あの早川さんが店員に案内されて私達の座る隣の席に座ろうとしている。
だけど私達の姿に驚いたのか、突っ立ったままこっちを見ていて。一緒にいた友人らしき女の子が慌てたように早川さんを席に座らせた。
シーンとする空気。気まずくて耐えられない。
「ウソでしょ椎名君」
そんな中、一番最初に口を開いたのは早川さんだった。
「彼女が出来たって言ってたあれ、まさか松永さんじゃないよね?ねぇ、松永さん、違いますよね?」
「えっ…あ…」
「ごめん莉奈さん、もう言うわ」
「えっ、ちょっと」
「ごめん早川さん。

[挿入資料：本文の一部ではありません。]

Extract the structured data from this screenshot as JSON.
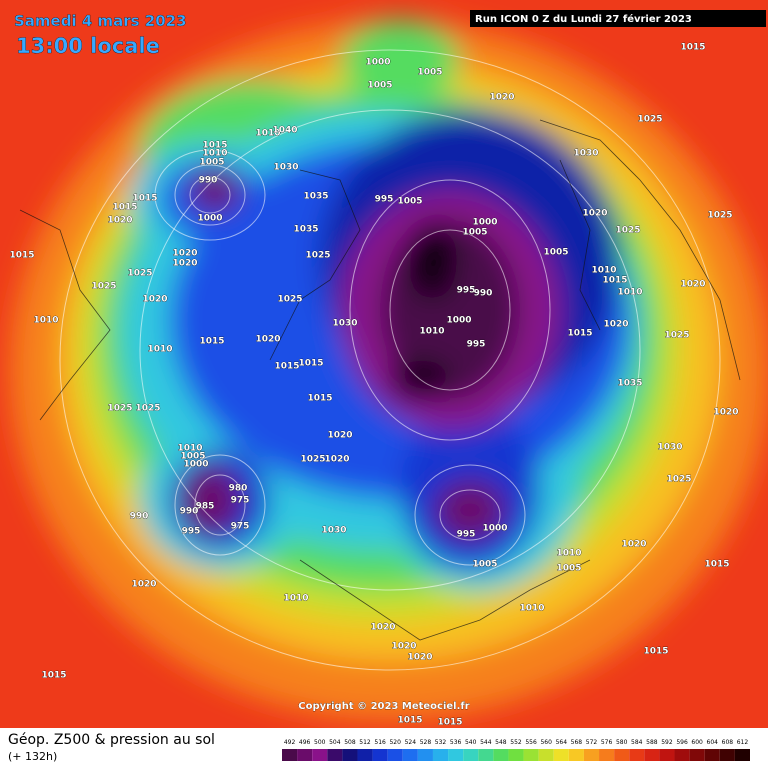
{
  "header": {
    "date": "Samedi 4 mars 2023",
    "time": "13:00 locale",
    "run": "Run ICON 0 Z du Lundi 27 février 2023"
  },
  "footer": {
    "title": "Géop. Z500 & pression au sol",
    "lead": "(+ 132h)",
    "copyright": "Copyright © 2023 Meteociel.fr"
  },
  "scale": {
    "ticks": [
      492,
      496,
      500,
      504,
      508,
      512,
      516,
      520,
      524,
      528,
      532,
      536,
      540,
      544,
      548,
      552,
      556,
      560,
      564,
      568,
      572,
      576,
      580,
      584,
      588,
      592,
      596,
      600,
      604,
      608,
      612
    ],
    "colors": [
      "#4a0a4a",
      "#6a0c6a",
      "#8a128a",
      "#3a0a6a",
      "#14107a",
      "#1020a8",
      "#1434d0",
      "#1a50e6",
      "#1e6ef0",
      "#2290f0",
      "#28b0ec",
      "#30c8e0",
      "#38d4c0",
      "#44d890",
      "#54dc60",
      "#70e040",
      "#9ae234",
      "#c8e02c",
      "#eee028",
      "#f8c824",
      "#f8a020",
      "#f67c1c",
      "#f05a18",
      "#e83a16",
      "#d82414",
      "#c01410",
      "#a00c0c",
      "#800808",
      "#600404",
      "#400202",
      "#200000"
    ]
  },
  "pressure_labels": [
    1015,
    1000,
    1005,
    1005,
    1020,
    1025,
    1010,
    1040,
    1015,
    1010,
    1005,
    1030,
    1030,
    990,
    1000,
    1035,
    995,
    1005,
    1015,
    1015,
    1020,
    1035,
    1000,
    1005,
    1020,
    1025,
    1025,
    1020,
    1020,
    1025,
    1005,
    1015,
    1025,
    1010,
    1015,
    1025,
    1025,
    995,
    990,
    1010,
    1020,
    1020,
    1010,
    1030,
    1000,
    1010,
    1015,
    1020,
    1025,
    1010,
    1015,
    1020,
    995,
    1015,
    1015,
    1035,
    1015,
    1025,
    1025,
    1020,
    1020,
    1030,
    1025,
    1020,
    1010,
    1005,
    1000,
    980,
    975,
    985,
    990,
    975,
    995,
    990,
    1025,
    1000,
    995,
    1030,
    1020,
    1010,
    1005,
    1005,
    1020,
    1010,
    1010,
    1015,
    1020,
    1020,
    1020,
    1015,
    1015,
    1015,
    1015
  ]
}
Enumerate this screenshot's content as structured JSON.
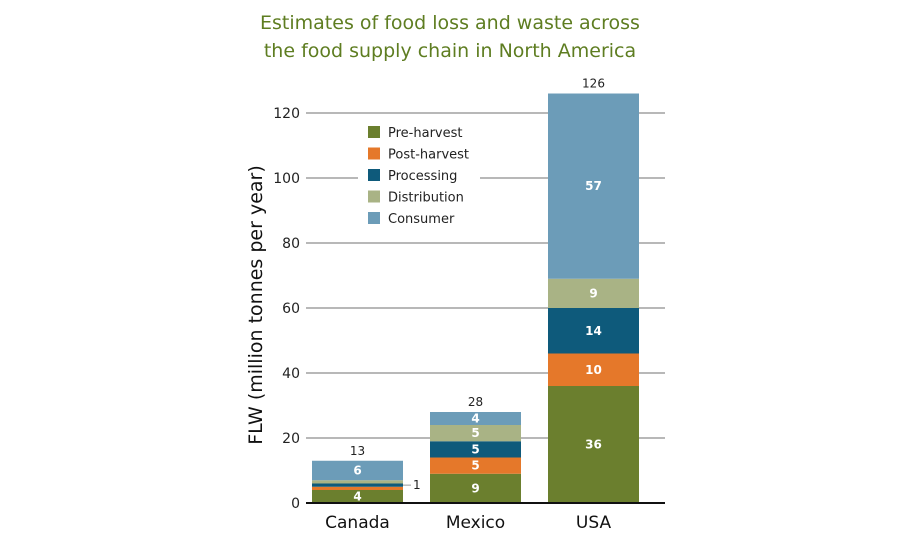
{
  "chart_data": {
    "type": "bar",
    "stacked": true,
    "title_lines": [
      "Estimates of food loss and waste across",
      "the food supply chain in North America"
    ],
    "ylabel": "FLW (million tonnes per year)",
    "xlabel": "",
    "ylim": [
      0,
      126
    ],
    "yticks": [
      0,
      20,
      40,
      60,
      80,
      100,
      120
    ],
    "grid": true,
    "legend_placement": "top-left",
    "categories": [
      "Canada",
      "Mexico",
      "USA"
    ],
    "totals": [
      13,
      28,
      126
    ],
    "series": [
      {
        "name": "Pre-harvest",
        "color": "#6b7f2e",
        "values": [
          4,
          9,
          36
        ]
      },
      {
        "name": "Post-harvest",
        "color": "#e5782a",
        "values": [
          1,
          5,
          10
        ]
      },
      {
        "name": "Processing",
        "color": "#0e5a7b",
        "values": [
          1,
          5,
          14
        ]
      },
      {
        "name": "Distribution",
        "color": "#a9b385",
        "values": [
          1,
          5,
          9
        ]
      },
      {
        "name": "Consumer",
        "color": "#6c9cb8",
        "values": [
          6,
          4,
          57
        ]
      }
    ],
    "data_labels": [
      [
        "4",
        "",
        "1",
        "",
        "6"
      ],
      [
        "9",
        "5",
        "5",
        "5",
        "4"
      ],
      [
        "36",
        "10",
        "14",
        "9",
        "57"
      ]
    ]
  }
}
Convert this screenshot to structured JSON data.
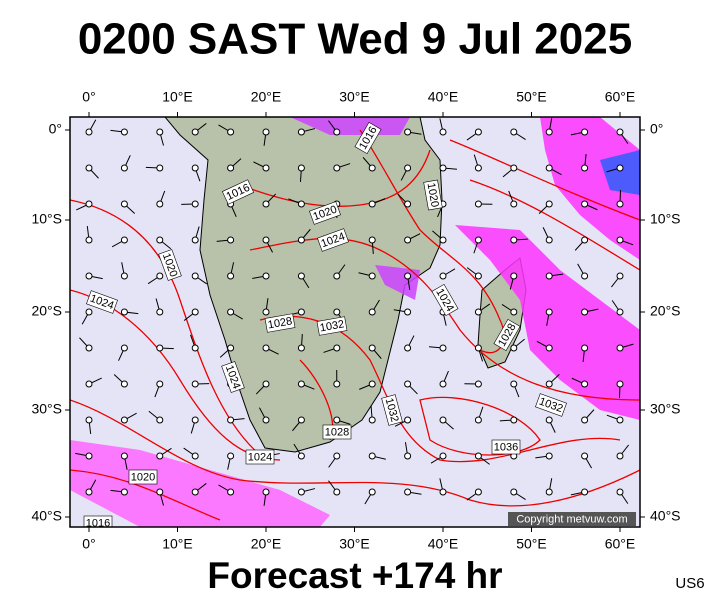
{
  "title": "0200 SAST Wed 9 Jul 2025",
  "footer": "Forecast +174 hr",
  "model_code": "US6",
  "copyright": "Copyright metvuw.com",
  "longitude_labels": [
    "0°",
    "10°E",
    "20°E",
    "30°E",
    "40°E",
    "50°E",
    "60°E"
  ],
  "latitude_labels": [
    "0°",
    "10°S",
    "20°S",
    "30°S",
    "40°S"
  ],
  "isobar_labels": [
    "1016",
    "1016",
    "1020",
    "1020",
    "1024",
    "1020",
    "1024",
    "1028",
    "1032",
    "1024",
    "1028",
    "1024",
    "1032",
    "1028",
    "1036",
    "1032",
    "1024",
    "1020",
    "1016"
  ]
}
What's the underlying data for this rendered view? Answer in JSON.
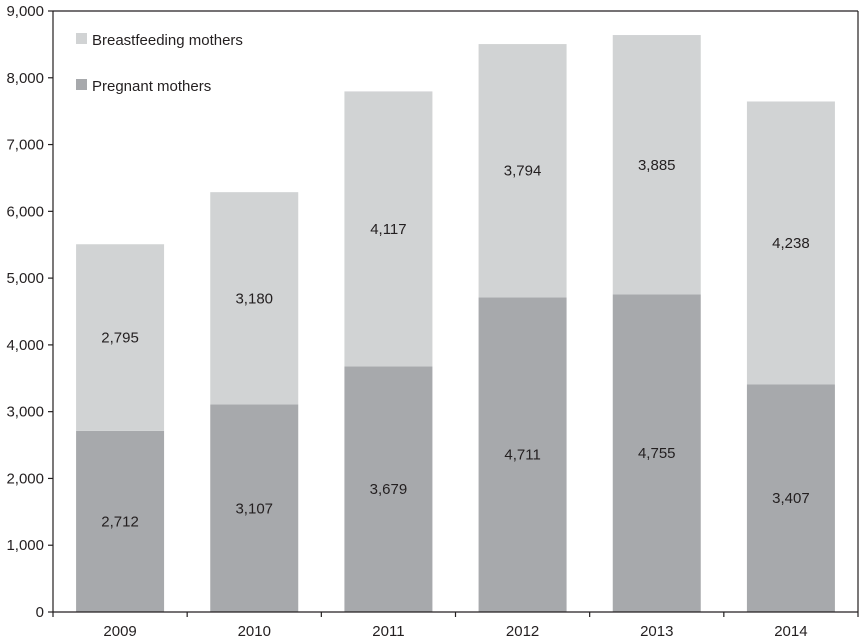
{
  "chart_data": {
    "type": "bar",
    "stacked": true,
    "categories": [
      "2009",
      "2010",
      "2011",
      "2012",
      "2013",
      "2014"
    ],
    "series": [
      {
        "name": "Pregnant mothers",
        "values": [
          2712,
          3107,
          3679,
          4711,
          4755,
          3407
        ],
        "color": "#a7a9ac"
      },
      {
        "name": "Breastfeeding mothers",
        "values": [
          2795,
          3180,
          4117,
          3794,
          3885,
          4238
        ],
        "color": "#d1d3d4"
      }
    ],
    "data_labels": {
      "Pregnant mothers": [
        "2,712",
        "3,107",
        "3,679",
        "4,711",
        "4,755",
        "3,407"
      ],
      "Breastfeeding mothers": [
        "2,795",
        "3,180",
        "4,117",
        "3,794",
        "3,885",
        "4,238"
      ]
    },
    "y_ticks": [
      "0",
      "1,000",
      "2,000",
      "3,000",
      "4,000",
      "5,000",
      "6,000",
      "7,000",
      "8,000",
      "9,000"
    ],
    "ylim": [
      0,
      9000
    ],
    "grid": false,
    "legend_position": "top-left",
    "legend_order": [
      "Breastfeeding mothers",
      "Pregnant mothers"
    ],
    "title": "",
    "xlabel": "",
    "ylabel": "",
    "axis_color": "#231f20"
  }
}
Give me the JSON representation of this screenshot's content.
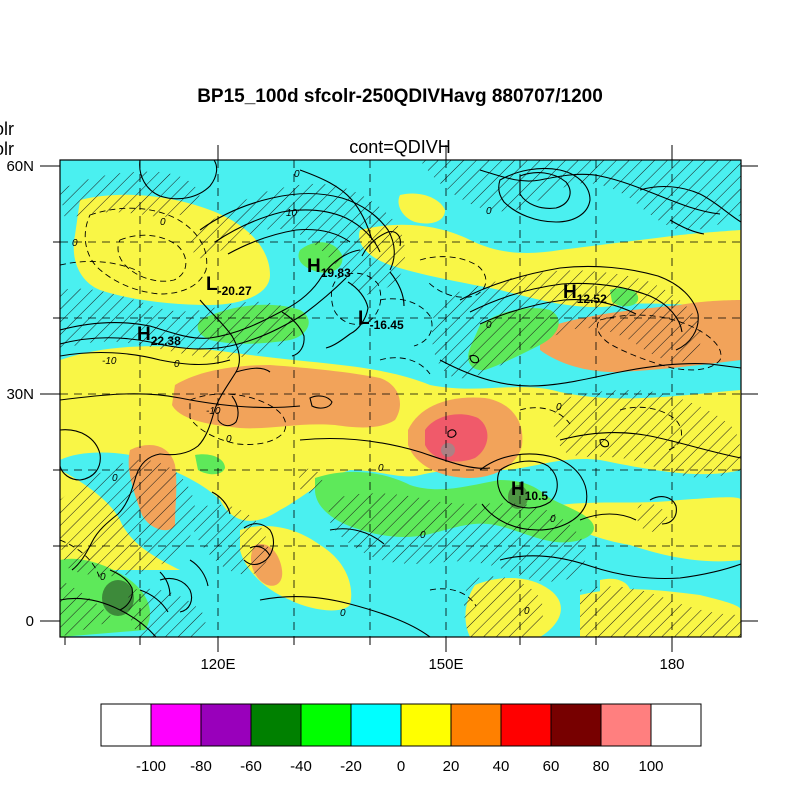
{
  "figure": {
    "title": "BP15_100d sfcolr-250QDIVHavg  880707/1200",
    "subtitle": "cont=QDIVH",
    "left_labels": [
      "olr",
      "olr"
    ]
  },
  "axes": {
    "lat_labels": [
      "60N",
      "30N",
      "0"
    ],
    "lon_labels": [
      "120E",
      "150E",
      "180"
    ]
  },
  "colorbar": {
    "colors": [
      "#ffffff",
      "#ff00ff",
      "#9900bb",
      "#008000",
      "#00ff00",
      "#00ffff",
      "#ffff00",
      "#ff8000",
      "#ff0000",
      "#770000",
      "#ff7f7f",
      "#ffffff"
    ],
    "labels": [
      "-100",
      "-80",
      "-60",
      "-40",
      "-20",
      "0",
      "20",
      "40",
      "60",
      "80",
      "100"
    ]
  },
  "map_colors": {
    "cyan": "#4af0f0",
    "yellow": "#f9f646",
    "orange": "#f2a35a",
    "green": "#5ee95a",
    "red": "#f05a6a"
  },
  "pressure_centers": [
    {
      "letter": "L",
      "value": "-20.27"
    },
    {
      "letter": "H",
      "value": "19.83"
    },
    {
      "letter": "H",
      "value": "12.52"
    },
    {
      "letter": "L",
      "value": "-16.45"
    },
    {
      "letter": "H",
      "value": "22.38"
    },
    {
      "letter": "H",
      "value": "10.5"
    }
  ],
  "contour_labels": [
    "0",
    "0",
    "0",
    "10",
    "-10",
    "0",
    "0",
    "0",
    "-10",
    "0",
    "0",
    "0",
    "0",
    "0",
    "0",
    "0",
    "0",
    "0"
  ]
}
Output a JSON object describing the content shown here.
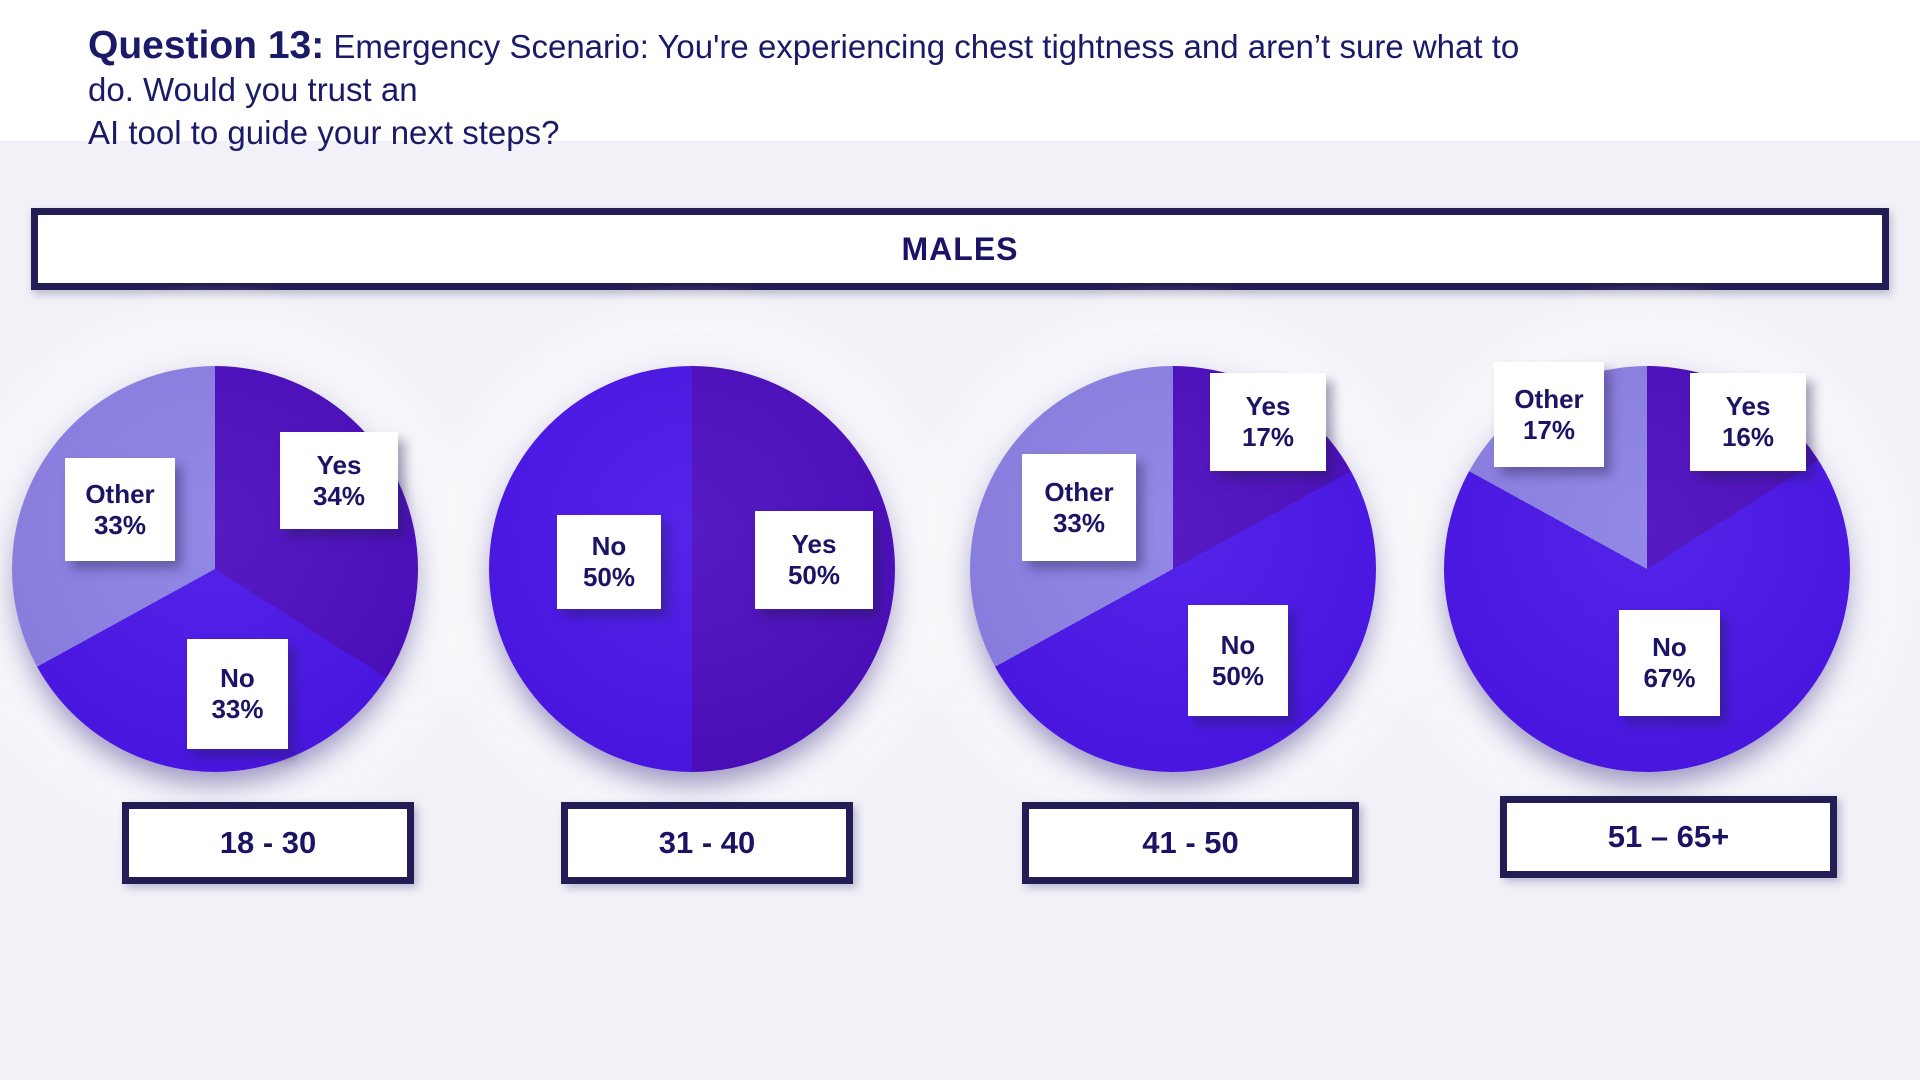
{
  "title": {
    "question_label": "Question 13:",
    "text_line1": "Emergency Scenario: You're experiencing chest tightness and aren’t sure what to do. Would you trust an",
    "text_line2": "AI tool to guide your next steps?"
  },
  "banner": {
    "label": "MALES"
  },
  "slice_colors": {
    "Yes": "#4A0ABE",
    "No": "#4813E8",
    "Other": "#8B80E4"
  },
  "colors": {
    "text_navy": "#1B1464",
    "box_border_navy": "#231D55",
    "background": "#F2F1F8",
    "title_band_background": "#FFFFFF"
  },
  "chart_data": [
    {
      "type": "pie",
      "title": "18 - 30",
      "group": "MALES",
      "labels": [
        "Yes",
        "No",
        "Other"
      ],
      "values": [
        34,
        33,
        33
      ],
      "pct_labels": [
        "34%",
        "33%",
        "33%"
      ],
      "start": "top",
      "direction": "clockwise",
      "legend": "off"
    },
    {
      "type": "pie",
      "title": "31 - 40",
      "group": "MALES",
      "labels": [
        "Yes",
        "No"
      ],
      "values": [
        50,
        50
      ],
      "pct_labels": [
        "50%",
        "50%"
      ],
      "start": "top",
      "direction": "clockwise",
      "legend": "off"
    },
    {
      "type": "pie",
      "title": "41 - 50",
      "group": "MALES",
      "labels": [
        "Yes",
        "No",
        "Other"
      ],
      "values": [
        17,
        50,
        33
      ],
      "pct_labels": [
        "17%",
        "50%",
        "33%"
      ],
      "start": "top",
      "direction": "clockwise",
      "legend": "off"
    },
    {
      "type": "pie",
      "title": "51 – 65+",
      "group": "MALES",
      "labels": [
        "Yes",
        "No",
        "Other"
      ],
      "values": [
        16,
        67,
        17
      ],
      "pct_labels": [
        "16%",
        "67%",
        "17%"
      ],
      "start": "top",
      "direction": "clockwise",
      "legend": "off"
    }
  ]
}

俺たち付き合ってる。俺が莉奈さんに付き合って下さいって言った」
椎名がそう言うと、早川さんはクスッと笑う。
「椎名君」
「ん?」
「松永さんの年齢わかってる?29歳だよ?30前なんだよ?」
早川さんは私が会社の先輩だってことも全く気にせずに目の前で椎名にそう聞く。